Adolph Brodsky was born in 1851 in Russia. At the age of not quite five, he began to play the violin and later became a pupil of Hellmesberger at the Vienna Conservatoire. In 1880 he married Anna Tskadowska in Sebastopol in the Crimea.
The following year Brodsky became the first person to play the Tchaikovsky Violin Concerto, declared unplayable by Leopold Auer to whom the original dedication was made.
He had a friendly pen pal relationship with many composers including Tchaikovsky, Elgar, the Griegs and Brahms.
From 1883 to 1891 Brodsky taught at the Leipzig Conservatoire and established the Brodsky Quartet. In October 1891 Adolph and Anna Brodsky sailed for New York. After a very strenuous three years as concertmaster and soloist with the New York Symphony Orchestra under Walter Damrosch, Brodsky decided to return to Europe.
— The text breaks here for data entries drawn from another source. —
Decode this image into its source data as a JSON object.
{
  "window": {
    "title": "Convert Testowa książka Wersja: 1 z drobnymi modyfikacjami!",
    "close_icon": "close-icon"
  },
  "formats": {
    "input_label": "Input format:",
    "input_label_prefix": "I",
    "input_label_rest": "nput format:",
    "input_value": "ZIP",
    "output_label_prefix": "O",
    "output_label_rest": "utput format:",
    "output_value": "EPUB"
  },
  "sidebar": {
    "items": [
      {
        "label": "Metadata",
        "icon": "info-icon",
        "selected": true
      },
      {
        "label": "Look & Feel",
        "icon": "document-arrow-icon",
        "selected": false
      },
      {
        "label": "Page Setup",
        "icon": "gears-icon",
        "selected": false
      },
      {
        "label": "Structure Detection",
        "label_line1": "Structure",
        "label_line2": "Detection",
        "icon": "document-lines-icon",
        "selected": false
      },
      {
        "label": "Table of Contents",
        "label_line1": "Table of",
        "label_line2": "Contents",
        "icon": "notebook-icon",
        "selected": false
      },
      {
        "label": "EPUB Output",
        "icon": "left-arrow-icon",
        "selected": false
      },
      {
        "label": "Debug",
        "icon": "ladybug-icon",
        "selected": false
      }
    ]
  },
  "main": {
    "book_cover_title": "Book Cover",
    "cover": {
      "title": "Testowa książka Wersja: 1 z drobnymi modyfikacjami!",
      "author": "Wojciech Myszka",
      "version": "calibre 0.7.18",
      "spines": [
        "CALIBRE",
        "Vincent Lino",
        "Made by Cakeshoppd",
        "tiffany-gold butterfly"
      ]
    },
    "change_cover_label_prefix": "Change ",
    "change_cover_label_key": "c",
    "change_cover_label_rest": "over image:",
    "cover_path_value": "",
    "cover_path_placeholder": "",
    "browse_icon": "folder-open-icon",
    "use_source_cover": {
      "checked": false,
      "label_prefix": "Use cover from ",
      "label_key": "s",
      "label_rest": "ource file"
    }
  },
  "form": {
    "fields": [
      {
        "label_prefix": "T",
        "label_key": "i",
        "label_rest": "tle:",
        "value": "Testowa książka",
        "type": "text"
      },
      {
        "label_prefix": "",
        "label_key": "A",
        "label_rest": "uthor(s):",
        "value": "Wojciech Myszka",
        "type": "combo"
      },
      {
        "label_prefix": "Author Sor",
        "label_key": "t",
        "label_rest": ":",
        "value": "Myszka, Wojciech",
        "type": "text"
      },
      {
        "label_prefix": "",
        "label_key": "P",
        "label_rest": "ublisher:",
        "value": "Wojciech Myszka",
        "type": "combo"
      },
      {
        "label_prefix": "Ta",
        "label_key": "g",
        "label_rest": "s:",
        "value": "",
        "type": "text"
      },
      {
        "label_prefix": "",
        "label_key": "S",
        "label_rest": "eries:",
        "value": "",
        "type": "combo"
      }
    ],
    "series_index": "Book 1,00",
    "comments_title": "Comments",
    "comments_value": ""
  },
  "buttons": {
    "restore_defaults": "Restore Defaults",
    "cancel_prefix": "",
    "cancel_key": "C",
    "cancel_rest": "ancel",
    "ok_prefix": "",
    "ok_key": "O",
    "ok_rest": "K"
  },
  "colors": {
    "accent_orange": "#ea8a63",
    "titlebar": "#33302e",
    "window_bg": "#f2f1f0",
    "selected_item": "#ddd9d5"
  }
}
When in Berlin, Adolph Brodsky received a letter from Sir Charles Hallé inviting him to teach at the recently founded Royal Manchester College of Music and to lead the Hallé Orchestra. Although Brodsky received offers of work from St. Petersburg, Berlin and Cologne and despite his wife's misgivings, Brodsky accepted the Manchester post.
Within weeks of Brodsky's arrival in Manchester in 1895, Hallé died and Brodsky took over as principal of the College, a position which he held until his death in 1929.
He brought the idea of the Brodsky Quartet to Manchester and led them for many years, performing most notably in Ancoats with affordable lunchtime concerts for the labourers there.